Create the full classification tree by specifying that minsplit = 2, minbucket = 1, and cp = -1
The function will keep splitting nodes until they are all pure (or a limit on tree size has been reached).
RNGversion("4.1.0"); set.seed(5230)
# Using rpart to fit the classification tree
wine_fullct <- rpart(
Cultivar ~ .,
data = wines,
method = "class",
parms = list(split = "information"),
minsplit = 2,
cp = -1,
minbucket = 1
)
wine_fullct$cptable
## CP nsplit rel error xerror xstd
## 1 0.411214953 0 1.000000000 1.0000000 0.06105585
## 2 0.121495327 2 0.177570093 0.2523364 0.04472770
## 3 0.037383178 3 0.056074766 0.1962617 0.04022219
## 4 0.009345794 4 0.018691589 0.1121495 0.03126446
## 5 0.004672897 5 0.009345794 0.1028037 0.03002346
## 6 -1.000000000 7 0.000000000 0.1028037 0.03002346
Since there are 7 splits, where will be 8 total leaf (terminal) nodes
Prune the classification tree made in part 5a and graph your pruned tree. Make sure to briefly justify your answer!

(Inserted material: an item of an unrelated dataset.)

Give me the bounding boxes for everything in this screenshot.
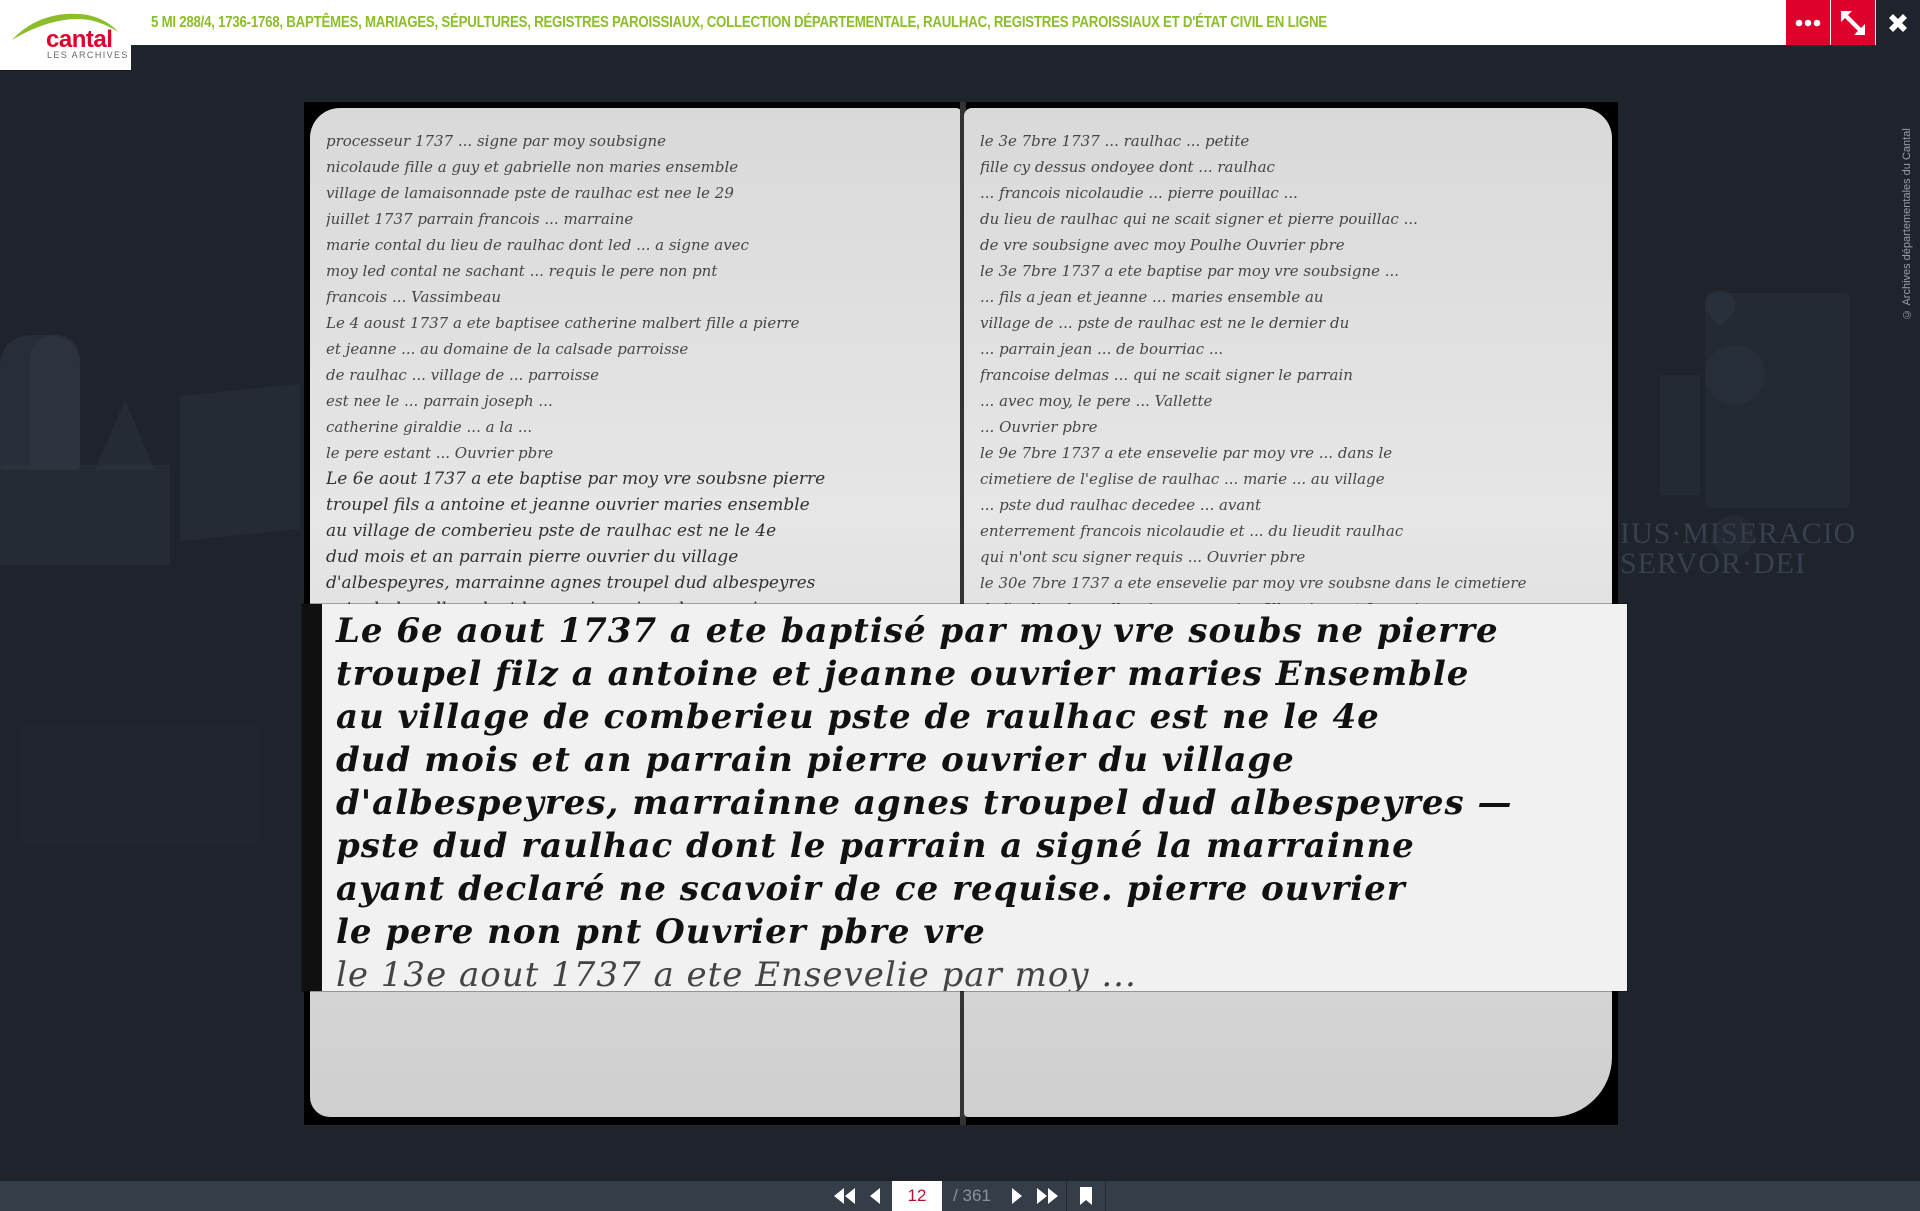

# Converting the cp table to a data frame
cp_df <- data.frame(wine_fullct$cptable)
# Finding where to prune the tree
cp_df |>
# Finding all the rows of the table below min(xerror) + xstd
filter(
xerror < cp_df |>
slice_min(xerror, with_ties = F) |>
mutate(xcutoff = xerror + xstd) |>
pull(xcutoff)
) |>
slice(1) |>
pull(CP) ->
cp_cutoff
cp_cutoff
## [1] 0.009345794
# Or we can create a graph
plotcp(wine_fullct)
## Warning in sqrt(cp0 * c(Inf, cp0[-length(cp0)])): NaNs produced
# Using the graph, a cp around 0.019 would work
# Pruning the tree using the prune() function when the complexity parameter is at 0.02
wine_prunect <-
prune(
wine_fullct,
cp = cp_cutoff
)
We want to prune the tree at a cp value of 0.0093
Plotting the pruned tree
rpart.plot(wine_prunect,
type = 5,
extra = 101,
box.palette = list("lightblue","#CC79A7","orange"),
legend.x = NA)
data.frame(actual = wines$Cultivar,
predicted = rpart.predict(wine_prunect,
type = "class")) |>
table() |>
t()
## actual
## predicted 1 2 3
## 1 58 0 0
## 2 1 70 0
## 3 0 1 48
Only 2 misclassifications using the classification tree. However, that estimate is with resubstitution. If we want to find a less biased error rate, we can find the root node error rate and multiply by the xerror rate given by the cptable
# Finding the cultivar that occurs the most: 2 with 71 wines
root_error <-
wines |>
count(Cultivar) |>
summarize(no_info_error = 1 - max(n)/sum(n)) |>
pull(no_info_error)
# Looking at the xerror for our pruned tree: about 0.0935
prune_xerror <-
wine_prunect |>
pluck("cptable") |>
data.frame() |>
slice_tail() |>
pull(xerror)
c(
"NIR error" = root_error,
"xerror" = prune_xerror,
"CV error" = root_error * prune_xerror
)
## NIR error xerror CV error
## 0.60112360 0.11214953 0.06741573
So our error rate is 0.601 times 0.112 = 0.0674
Between the 3 methods used to classify the wines, which approach would you recommend when classifying future wines?
QDA had the lowest overall error rate with only 1 wine being predicted into the wrong cultivar. Since it had the lowest overall error rate, it is the method I would recommend for the future.